Foram tantas as coisas que por dizer ficaram… É impressionante como me acontece sempre isto! Acho que a mítica frase da Willa Carther nunca fez tanto sentido ("só há duas ou três histórias na vida dos seres humanos e repetem-se cruelmente, como se nunca tivessem acontecido").
Nunca te decifrei na totalidade, nunca te soube ler na perfeição (e mesmo assim fizeste-me tentar, meu Deus!). Já desde algum tempo para cá que me fartei de te descodificar, cansei-me de alimentar a minha crença inocente como quem tira o ticket e vai para o fim da fila esperançado de que, mesmo estando a quarenta números atrás, irá ser atendido ainda nesse mesmo dia. O pior, é que há sempre quem nos passe à frente e, quer seja numa fila de um talho qualquer quer seja para chegar a ti, a vida é demasiado curta para se fazer dela uma espera eterna, aprendi isso contigo no meio de tantos ensinamentos e lições. Quase tantos quanto as dúvidas que em mim criaste, deixando-mas em forma de problemas cujas soluções eu não consigo encontrar (se calhar não é a mim que me compete). Dúvidas, essas, como por exemplo, como é que foste capaz de um dia te teres queixado que “vivemos a dez minutos e nunca estamos juntos” enquanto que, uns dias depois, quando eu te pedi para vires ter comigo, me respondias que não valia a pena uma vez que demoravas “meia hora a chegar”. Mudaste de casa? Para a próxima atenta nas desculpas que dás e cose-lhes as bainhas, são demasiado esfarrapadas. Foram tantas as coisas que por dizer ficaram… É impressionante como me acontece sempre isto! Acho que a mítica frase da Willa Carther nunca fez tanto sentido ("só há duas ou três histórias na vida dos seres humanos e repetem-se cruelmente, como se nunca tivessem acontecido").

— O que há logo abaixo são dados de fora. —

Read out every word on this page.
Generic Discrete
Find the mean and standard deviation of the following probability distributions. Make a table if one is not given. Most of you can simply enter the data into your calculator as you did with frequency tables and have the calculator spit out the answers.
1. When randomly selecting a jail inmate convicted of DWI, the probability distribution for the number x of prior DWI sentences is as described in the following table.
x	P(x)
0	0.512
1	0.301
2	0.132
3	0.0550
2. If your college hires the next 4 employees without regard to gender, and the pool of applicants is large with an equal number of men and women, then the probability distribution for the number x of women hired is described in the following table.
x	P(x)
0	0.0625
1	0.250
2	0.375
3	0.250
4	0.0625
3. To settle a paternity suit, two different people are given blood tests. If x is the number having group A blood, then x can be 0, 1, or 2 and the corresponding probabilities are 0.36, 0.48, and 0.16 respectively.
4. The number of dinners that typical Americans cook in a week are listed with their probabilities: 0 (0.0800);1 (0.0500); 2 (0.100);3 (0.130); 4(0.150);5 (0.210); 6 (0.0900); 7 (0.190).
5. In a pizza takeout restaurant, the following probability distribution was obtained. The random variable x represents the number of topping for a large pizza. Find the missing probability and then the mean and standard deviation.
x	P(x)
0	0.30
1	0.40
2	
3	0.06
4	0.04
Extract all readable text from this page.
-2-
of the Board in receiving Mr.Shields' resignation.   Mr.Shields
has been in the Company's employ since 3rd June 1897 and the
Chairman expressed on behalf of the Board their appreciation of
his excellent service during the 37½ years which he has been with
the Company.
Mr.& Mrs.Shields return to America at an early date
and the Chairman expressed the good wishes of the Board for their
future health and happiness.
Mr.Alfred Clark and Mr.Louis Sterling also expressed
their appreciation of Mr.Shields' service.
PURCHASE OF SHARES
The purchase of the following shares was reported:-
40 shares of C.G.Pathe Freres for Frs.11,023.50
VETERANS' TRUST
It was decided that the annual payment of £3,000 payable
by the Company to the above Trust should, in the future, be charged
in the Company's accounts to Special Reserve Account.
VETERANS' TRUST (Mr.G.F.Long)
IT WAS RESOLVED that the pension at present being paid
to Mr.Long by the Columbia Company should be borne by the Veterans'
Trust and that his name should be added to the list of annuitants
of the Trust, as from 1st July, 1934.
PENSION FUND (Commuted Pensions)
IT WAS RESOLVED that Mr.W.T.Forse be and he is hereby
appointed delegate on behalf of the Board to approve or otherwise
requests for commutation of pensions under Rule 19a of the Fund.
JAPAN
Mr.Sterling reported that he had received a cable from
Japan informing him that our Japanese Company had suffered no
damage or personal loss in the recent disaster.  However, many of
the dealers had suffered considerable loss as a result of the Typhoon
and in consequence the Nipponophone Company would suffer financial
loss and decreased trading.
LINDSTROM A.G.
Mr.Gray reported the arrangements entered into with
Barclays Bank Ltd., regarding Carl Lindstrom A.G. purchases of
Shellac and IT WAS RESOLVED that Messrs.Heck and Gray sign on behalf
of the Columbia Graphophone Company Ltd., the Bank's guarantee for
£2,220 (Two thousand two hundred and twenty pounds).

Tenho mais questões que aqui dentro carrego. Tento perceber como podes ter mudado em tão curto espaço de tempo. Faço por entender se foi (apenas) isso ou se já trazias os teus textos empoleirados na ponta da língua, previamente ensaiados de maneira a fazeres-me acreditar que, apesar de “estranha”, eu era “única” e conseguia “não ser igual a todas”. Sabes, se tivessem sido só palavras, era-me mais fácil de aceitar mas tu não te ficaste por aí. Interrogo-me se será possível que todos os teus gestos tenham sido estudados antes, se todos os teus supostos esforços tenham sido planeados…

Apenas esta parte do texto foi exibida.